Schuster würdigt anschließend in seiner Rede die Arbeit des Rabbinerseminars zu Berlin, das 1873 gegründet, 1938 von den Nazis geschlossen und 2009 vom Zentralrat gemeinsam mit der Lauder Foundation wieder ins Leben gerufen wurde. Seither hat es Rabbinerordinationen von Absolventen des Seminars in München, Leipzig und Köln gegeben.
würzburger Raw Diese jungen Rabbiner habe die jüdische Gemeinschaft in Deutschland dringend gebraucht, »und sie haben und werden sie bereichern«, sagt Schuster. Die Ordination junger Rabbiner bedeute »eine große Freude« für alle Juden in Deutschland. Ihm bedeute es sehr viel, dass die Ordination in seiner Heimatstadt Würzburg stattfindet, betont Schuster und verweist in seiner Rede auf den bekanntesten jüdischen Gelehrten aus der 900 Jahre alten jüdischen Geschichte der Stadt, Seligmann Bär Bamberger, den »Würzburger Raw«.

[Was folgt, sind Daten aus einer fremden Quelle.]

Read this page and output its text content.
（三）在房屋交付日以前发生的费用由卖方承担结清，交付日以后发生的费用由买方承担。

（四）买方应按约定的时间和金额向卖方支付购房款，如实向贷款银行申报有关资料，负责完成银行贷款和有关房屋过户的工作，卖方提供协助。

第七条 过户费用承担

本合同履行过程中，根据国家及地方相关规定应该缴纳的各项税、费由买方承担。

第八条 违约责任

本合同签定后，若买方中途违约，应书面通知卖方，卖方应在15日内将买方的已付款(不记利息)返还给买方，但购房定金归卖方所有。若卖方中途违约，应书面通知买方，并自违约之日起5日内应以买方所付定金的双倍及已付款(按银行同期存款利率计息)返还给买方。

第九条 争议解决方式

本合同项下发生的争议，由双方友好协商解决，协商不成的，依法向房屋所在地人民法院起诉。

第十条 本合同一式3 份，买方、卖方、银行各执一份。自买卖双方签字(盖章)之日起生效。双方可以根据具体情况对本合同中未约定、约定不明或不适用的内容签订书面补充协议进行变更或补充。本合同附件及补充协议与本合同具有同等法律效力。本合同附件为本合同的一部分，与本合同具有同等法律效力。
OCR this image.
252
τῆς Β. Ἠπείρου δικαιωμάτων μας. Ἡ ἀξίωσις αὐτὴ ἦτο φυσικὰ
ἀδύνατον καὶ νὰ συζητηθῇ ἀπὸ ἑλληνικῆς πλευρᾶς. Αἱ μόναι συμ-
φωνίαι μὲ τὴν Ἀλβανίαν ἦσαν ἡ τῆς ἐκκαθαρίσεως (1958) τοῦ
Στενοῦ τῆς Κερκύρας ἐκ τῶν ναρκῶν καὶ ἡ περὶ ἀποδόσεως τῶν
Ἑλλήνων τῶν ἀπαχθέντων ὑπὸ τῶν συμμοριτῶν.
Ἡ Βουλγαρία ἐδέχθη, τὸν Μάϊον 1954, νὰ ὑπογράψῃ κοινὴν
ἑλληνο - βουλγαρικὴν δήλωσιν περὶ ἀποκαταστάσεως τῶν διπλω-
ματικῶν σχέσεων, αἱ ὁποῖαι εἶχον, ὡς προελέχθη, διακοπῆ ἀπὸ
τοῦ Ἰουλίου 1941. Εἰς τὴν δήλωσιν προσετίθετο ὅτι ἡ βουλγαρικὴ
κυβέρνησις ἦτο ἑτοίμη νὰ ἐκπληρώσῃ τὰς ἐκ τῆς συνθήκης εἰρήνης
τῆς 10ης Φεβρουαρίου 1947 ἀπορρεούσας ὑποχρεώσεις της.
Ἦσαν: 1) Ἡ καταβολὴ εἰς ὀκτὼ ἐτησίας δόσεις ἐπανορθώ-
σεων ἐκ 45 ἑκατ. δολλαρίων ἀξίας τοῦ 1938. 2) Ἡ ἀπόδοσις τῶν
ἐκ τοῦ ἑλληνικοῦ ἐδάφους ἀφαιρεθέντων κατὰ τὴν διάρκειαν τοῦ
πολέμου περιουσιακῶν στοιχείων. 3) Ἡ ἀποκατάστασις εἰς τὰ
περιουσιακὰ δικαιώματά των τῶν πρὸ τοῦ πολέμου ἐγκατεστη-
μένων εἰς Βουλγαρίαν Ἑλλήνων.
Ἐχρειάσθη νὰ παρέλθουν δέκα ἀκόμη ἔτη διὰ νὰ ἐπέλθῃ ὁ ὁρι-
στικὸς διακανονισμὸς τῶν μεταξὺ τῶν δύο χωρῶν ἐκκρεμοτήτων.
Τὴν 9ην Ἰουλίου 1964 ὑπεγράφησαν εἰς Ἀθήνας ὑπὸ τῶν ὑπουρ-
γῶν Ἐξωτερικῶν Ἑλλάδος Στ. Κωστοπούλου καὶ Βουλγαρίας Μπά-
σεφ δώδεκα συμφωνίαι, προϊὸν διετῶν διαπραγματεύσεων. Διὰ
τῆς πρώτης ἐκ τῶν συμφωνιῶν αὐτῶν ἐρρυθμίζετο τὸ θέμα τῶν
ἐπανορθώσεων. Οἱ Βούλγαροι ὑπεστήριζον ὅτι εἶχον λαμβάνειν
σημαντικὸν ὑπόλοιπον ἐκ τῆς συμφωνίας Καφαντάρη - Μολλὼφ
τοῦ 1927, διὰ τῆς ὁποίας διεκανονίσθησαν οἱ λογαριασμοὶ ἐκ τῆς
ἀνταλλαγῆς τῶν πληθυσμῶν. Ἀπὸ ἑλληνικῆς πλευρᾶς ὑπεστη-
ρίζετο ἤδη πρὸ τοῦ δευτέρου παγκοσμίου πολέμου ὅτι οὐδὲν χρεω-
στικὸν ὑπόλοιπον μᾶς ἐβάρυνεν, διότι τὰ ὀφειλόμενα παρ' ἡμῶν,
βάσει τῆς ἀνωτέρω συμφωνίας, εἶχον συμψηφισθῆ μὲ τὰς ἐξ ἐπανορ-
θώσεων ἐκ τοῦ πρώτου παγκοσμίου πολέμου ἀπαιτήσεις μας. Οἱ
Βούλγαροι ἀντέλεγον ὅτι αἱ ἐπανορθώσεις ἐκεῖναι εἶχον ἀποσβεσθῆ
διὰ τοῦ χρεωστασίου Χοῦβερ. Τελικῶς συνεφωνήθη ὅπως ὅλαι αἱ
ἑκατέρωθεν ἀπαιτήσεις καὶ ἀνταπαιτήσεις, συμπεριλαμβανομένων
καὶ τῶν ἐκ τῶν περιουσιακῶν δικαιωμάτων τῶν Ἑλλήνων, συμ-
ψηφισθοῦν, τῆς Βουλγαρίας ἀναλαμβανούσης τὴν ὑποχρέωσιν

Dessen Leitgedanke – modern, aber dem traditionellen Judentum verpflichtet – sei auch für die Vielzahl jüdischer Gemeinden in Deutschland heute wichtig. Dabei bedeute »modern« nicht, sich einem vermeintlichen Zeitgeist zu unterwerfen oder sich bedingungslos der Mehrheit anzupassen, betont Schuster. »Modern sein, ohne willkürlich zu werden – das geht überhaupt nur mit festen Wurzeln. Wir bleiben unseren Traditionen verpflichtet. Deshalb haben wir 2012 das Recht auf Beschneidung so vehement verteidigt.«
An die Reden und Grußworte – unter anderem vom Staatssekretär im bayerischen Bildungs- und Kultusministerium, Georg Eisenreich, sowie von Würzburgs Oberbürgermeister Christian Schuchardt – schließt sich dann die eigentliche Ordination an.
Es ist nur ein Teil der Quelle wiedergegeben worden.